While 2010 was an amazing year for innovation and the creation of new technology, it is anticipated that 2011 will bring consolidation and further growth to the IT industry and as a consequence more scrutiny and attention to the underlying intellectual property. So, companies must consider and address certain intellectual property issues, which are discussed in this article.
2011 is expected to be the year when IT investment focuses on strategies rather than cost-cutting, although the dominating word will still be “value for money”. Along with a wave of enterprise resource planning deals and increasingly frequent but smaller operational outsourcing deals, increased used of online trading and social media both for business and personal use, we can expect to have to deal with the following intellectual property issues:
ISP liability: not a new issue but definitely one that continues to be relevant here because under the Copyright Directive and The Electronic Commerce Directive internet service providers can be liable for failing to take down offensive, defamatory or IPR-infringing content. In such circumstances, corporate customers should seek an indemnity for any loss suffered as a result of material being unnecessarily deleted or moved and should insist on being notified in advance if any content is to be removed. The Digital Economy Act is also making ISPs responsible in the event of online copyright infringement activities.
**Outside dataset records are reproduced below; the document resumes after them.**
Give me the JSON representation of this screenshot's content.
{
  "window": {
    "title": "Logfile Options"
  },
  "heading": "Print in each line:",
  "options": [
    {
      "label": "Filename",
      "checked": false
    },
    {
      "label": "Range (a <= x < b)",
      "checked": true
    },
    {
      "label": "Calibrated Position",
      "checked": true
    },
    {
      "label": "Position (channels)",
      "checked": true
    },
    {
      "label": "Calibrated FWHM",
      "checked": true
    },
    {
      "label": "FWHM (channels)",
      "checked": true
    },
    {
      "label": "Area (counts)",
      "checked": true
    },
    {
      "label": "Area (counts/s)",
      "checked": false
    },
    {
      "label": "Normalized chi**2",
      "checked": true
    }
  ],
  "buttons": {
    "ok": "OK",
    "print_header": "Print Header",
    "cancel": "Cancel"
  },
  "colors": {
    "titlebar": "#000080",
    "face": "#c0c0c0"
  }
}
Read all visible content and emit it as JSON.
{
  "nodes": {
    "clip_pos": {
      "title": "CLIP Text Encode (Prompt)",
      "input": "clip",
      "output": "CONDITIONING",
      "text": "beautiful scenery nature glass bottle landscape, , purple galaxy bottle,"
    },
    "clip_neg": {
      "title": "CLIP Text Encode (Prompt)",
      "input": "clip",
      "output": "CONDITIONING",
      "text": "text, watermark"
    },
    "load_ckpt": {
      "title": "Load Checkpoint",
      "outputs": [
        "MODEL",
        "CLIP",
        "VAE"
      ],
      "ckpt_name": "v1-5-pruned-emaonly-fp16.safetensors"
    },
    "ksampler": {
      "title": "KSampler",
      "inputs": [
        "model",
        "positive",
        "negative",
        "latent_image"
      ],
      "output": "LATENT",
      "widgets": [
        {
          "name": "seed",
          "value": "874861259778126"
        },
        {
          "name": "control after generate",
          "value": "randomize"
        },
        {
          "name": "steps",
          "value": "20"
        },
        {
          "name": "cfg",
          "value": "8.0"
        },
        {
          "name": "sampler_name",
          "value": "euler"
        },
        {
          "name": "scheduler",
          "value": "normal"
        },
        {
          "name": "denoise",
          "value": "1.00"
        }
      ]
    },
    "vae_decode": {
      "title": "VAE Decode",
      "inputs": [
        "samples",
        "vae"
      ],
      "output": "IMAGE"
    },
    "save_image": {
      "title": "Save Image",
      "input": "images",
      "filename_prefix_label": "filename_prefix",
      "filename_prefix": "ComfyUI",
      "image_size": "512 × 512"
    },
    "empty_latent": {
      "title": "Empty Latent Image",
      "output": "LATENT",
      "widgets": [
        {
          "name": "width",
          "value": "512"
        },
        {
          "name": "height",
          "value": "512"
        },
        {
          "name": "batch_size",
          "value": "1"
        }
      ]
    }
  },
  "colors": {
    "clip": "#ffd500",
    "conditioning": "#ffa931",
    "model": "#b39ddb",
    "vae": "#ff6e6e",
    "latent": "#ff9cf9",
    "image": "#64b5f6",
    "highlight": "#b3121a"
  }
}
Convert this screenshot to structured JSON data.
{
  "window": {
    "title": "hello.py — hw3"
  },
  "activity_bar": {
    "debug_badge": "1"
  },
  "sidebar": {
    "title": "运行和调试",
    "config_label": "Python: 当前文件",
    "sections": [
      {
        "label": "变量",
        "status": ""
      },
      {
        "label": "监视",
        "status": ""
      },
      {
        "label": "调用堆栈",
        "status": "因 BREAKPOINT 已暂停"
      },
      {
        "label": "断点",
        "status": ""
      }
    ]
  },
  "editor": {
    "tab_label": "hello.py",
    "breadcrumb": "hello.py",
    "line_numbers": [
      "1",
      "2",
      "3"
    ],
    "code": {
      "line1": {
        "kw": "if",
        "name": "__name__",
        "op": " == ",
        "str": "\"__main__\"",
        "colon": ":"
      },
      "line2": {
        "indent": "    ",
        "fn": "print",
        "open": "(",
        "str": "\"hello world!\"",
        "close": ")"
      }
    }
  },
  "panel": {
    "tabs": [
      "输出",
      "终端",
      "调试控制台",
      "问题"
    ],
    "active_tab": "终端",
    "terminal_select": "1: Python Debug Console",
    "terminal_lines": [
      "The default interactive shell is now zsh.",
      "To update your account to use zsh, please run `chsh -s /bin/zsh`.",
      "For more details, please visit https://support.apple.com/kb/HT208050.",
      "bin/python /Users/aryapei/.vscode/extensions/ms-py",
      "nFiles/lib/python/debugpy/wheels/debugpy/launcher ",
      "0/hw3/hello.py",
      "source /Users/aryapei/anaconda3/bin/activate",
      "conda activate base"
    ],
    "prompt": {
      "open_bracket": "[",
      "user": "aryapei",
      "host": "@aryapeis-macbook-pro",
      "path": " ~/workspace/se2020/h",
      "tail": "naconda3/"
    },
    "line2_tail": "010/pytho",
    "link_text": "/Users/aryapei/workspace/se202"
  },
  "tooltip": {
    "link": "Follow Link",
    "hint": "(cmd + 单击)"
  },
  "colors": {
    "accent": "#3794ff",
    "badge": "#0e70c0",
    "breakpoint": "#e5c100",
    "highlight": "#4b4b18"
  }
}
Interoperability and compatibility of equipment: with the convergence and synergy of action of various equipment/technology, trying to apportion liability and responsibilities in the event of IP infringement is going to get very difficult.
Content licensing: obtaining permissions from existing rights-holders for use of pictures, video or audio content, and the cost and complexity of enforcing IP rights within the UK and internationally. Generally, the standard terms and conditions include a broad licence allowing them to use any content stored on its servers. Customers should take particular care in identifying any rights they are agreeing to provide to the vendor. The content provider will look to exclude all liability for content stored or posted on its services and will normally include a right in its standard terms to remove any data from its servers.
Privacy: including online employees and children protection
Cloud computing: as service-based computing continues to move towards becoming a utility paid for by metered access, “platforms as a service” (PaaS) where third parties can host their software applications in order to distribute them to customers, software as a service and fabric-based infrastructure, where a system is aggregated from separate building block components by means of a fabric (a stack of switches on a backplane that connects together the functions that a PC or laptop performs today, like processor, memory, input/output and system software) will be used more often.
SaaS/PaaS vendors have very high numbers of contracts globally, they generally seek to offer their services on standard terms. These terms tend to be strongly supplier-centric, excluding all but the most limited of warranties and any liability for data loss or corruption or service failure. In the UK, standard terms (and in particular any exclusions or limits of liability) are subject to the Unfair Contract Terms Act 1977 (UCTA) and therefore must be reasonable but it is far safer to seek to negotiate key provisions in advance rather than rely on statutory protection after an issue arises. It is also likely that customers will need to ask for service levels and service credits to be proposed.
Also in a SaaS/PaaS scenario, appropriate software licences need to be granted to the customer. This is because users have online use of software at a PC and, without a licence, this would amount to copyright infringement.
The SaaS vendor will not always own the intellectual property rights in the software that is the subject of the SaaS arrangements. Where this is the case the SaaS vendor will need to arrange for the right to sub-license the software to its customers, or for a direct licence to be entered into between the customers and the relevant third party licensor. In these latter circumstances, the SaaS contract should make it clear that the SaaS vendor is responsible for the management of the third party licences, together with the payment of any licence fees. The third party licensor should also be informed that the licence arrangements relate to licensing only. All other issues relating to the provision of the software, such as delivery, installation and configuration requirements, should be dealt with in separate agreements between the customer and the SaaS vendor.
The inclusion of intellectual property indemnities in SaaS contracts is important, because SaaS customers have to rely on the SaaS vendor to ensure that software licensing issues have been resolved so as to entitle the customer to use the software as part of the SaaS. However, if the arrangements are not properly made, the customer may still infringe the IPR of a third party even though it may have no knowledge of the infringement. SaaS users need to be aware of the possibility of patent infringement through the use of SaaS arrangements. Patent protection is increasingly available for computer software in the US and, to a lesser extent, in the EU. Where SaaS arrangements are established on an international basis, the IPR indemnity needs to be sufficiently broad to protect the SaaS customer in all jurisdictions in which the software will be used.
In conclusion the attention and contract negotiation swifts but not disappears. Instead of software licensing or outsourcing contracts, attention will be given to services agreements, image rights and data protection issues.
All articles are for general purposes and guidance only and do not constitute legal or professional advice.